The man with the piano on his back smiled back at me, beads of sweat running down his cheeks. He was called a coolie. His job was to carry things and for a long moment, I felt very guilty that I had a donkey to ride and this poor guy had to carry somebody’s piano. It didn’t seem fair. I would have given him my donkey, but I don’t think the donkey could have carried it. One thing I vowed to do was think about the poor guy every time I practiced the piano after school. It wouldn’t make carrying the piano any easier for him, but at least it would make practice seem not so hard. The piano man bowed his head as he passed.
 

“Why’s your mom worried?” Zak asked again.

It was me who had stupidly brought the topic up, so I knew I was going to have to answer. I gently pulled the tail on my donkey to get him walking again.

“A couple of weeks ago I found out some stuff about being adopted,” I said.

“Whoa,” Zak said. “Like you didn’t know before?”

“No, I knew I was adopted, but a couple of weeks ago, I actually found the paperwork and some pictures and stuff. I was looking for something in my mom’s office, going through her stuff, and there it was, the date my mom got me and everything. But there was no mention of my birth parents. It just said unknown.”

“What did your mom say?”

“Nothing.”

“What do you mean nothing?”

“She didn’t say anything. We didn’t actually talk about it.”

“Well, if you’re worried about it, shouldn’t you ask her?”

“I don’t know. I left her office in a hurry when I heard her car pull in. I left the papers out, so I’m pretty sure she knows I was looking around.”

“And she didn’t say anything?”

“Not yet. That’s what I’m worried about. I think that’s why she brought me on this trip. So we could have some quality time together. So maybe she could tell me about my birth parents.”

“That is going to be mega awkward.”

“Tell me about it,” I said.

“Did you find out anything else? Like where you were adopted from?”

“St. James hospital in Virginia. That’s it. That’s all I know.”

“And I thought my little chat about behaving myself around my dad’s new girlfriend was going to be a
 
pain.”

“He has a new girlfriend?” I asked.

“Not yet, but in case he gets one.”

We came to a creek cutting across the path. A stream of diverted water ran over a banana leaf and through the legs of the stone sculpture of a five-headed god. The god looked a lot like Hanuman, the monkey god, but all the gods had so many arms it was really hard to be sure. The donkeys started to drink so Zak and I got off. Zak bent down and opened up his mouth, taking a drink from the water running off the banana leaf.
 

“I told you, you shouldn't drink the water,” I said. “You can get sick around here.”

“I guarantee we’ll get sicker if we don’t drink anything at all.”

“Well, when you put it like that…”

I knew Zak was right so I knelt down and drank. The bubbly water was fresh and cold. It probably came straight from some mountain glacier, so I wasn’t too worried about getting sick. Plus, I didn’t realize how thirsty I was. I thought I might open a pack of cookies too. But as I wiped my mouth dry I had that funny feeling again. The feeling that we were being watched.

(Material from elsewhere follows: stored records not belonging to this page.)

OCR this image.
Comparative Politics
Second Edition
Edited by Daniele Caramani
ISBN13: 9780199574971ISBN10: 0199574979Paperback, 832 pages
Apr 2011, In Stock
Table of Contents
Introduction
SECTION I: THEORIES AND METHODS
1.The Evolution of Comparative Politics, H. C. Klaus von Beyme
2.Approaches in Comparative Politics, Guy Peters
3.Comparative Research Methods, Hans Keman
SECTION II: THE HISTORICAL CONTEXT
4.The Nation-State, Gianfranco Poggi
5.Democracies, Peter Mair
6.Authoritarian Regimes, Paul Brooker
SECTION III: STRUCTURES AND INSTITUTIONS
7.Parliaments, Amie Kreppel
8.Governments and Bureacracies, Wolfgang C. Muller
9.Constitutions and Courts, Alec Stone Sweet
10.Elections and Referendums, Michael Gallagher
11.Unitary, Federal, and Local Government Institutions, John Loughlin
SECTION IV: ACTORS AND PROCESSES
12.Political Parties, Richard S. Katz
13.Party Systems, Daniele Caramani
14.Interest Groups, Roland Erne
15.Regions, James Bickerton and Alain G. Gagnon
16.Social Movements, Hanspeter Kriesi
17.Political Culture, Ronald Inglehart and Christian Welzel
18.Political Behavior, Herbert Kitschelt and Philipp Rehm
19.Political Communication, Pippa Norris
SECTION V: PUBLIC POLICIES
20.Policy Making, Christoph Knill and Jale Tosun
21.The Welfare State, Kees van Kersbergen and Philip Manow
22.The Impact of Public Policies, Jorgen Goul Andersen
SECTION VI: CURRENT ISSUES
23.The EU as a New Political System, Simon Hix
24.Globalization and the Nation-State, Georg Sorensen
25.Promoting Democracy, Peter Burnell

“What do you think about this Ghost Leopard?” Zak said. “They say it’s a ghost wandering around all the time and it only becomes real, like with a body and everything, once every hundred years. That’s crazy.”

“Shh…”
 

“Imagine only getting your body back once every hundred years. You’ve only got that one night to enjoy yourself and poof, when the sun comes out you’re a ghost again.”

“I said be quiet.”

“If I knew I was going to get my body back for only that one night, I’d enjoy every moment of it. I’m talking a good time. I’d probably eat lots of pizza. And ice cream. Chocolate ice cream. Do you think a ghost feels full when it eats?”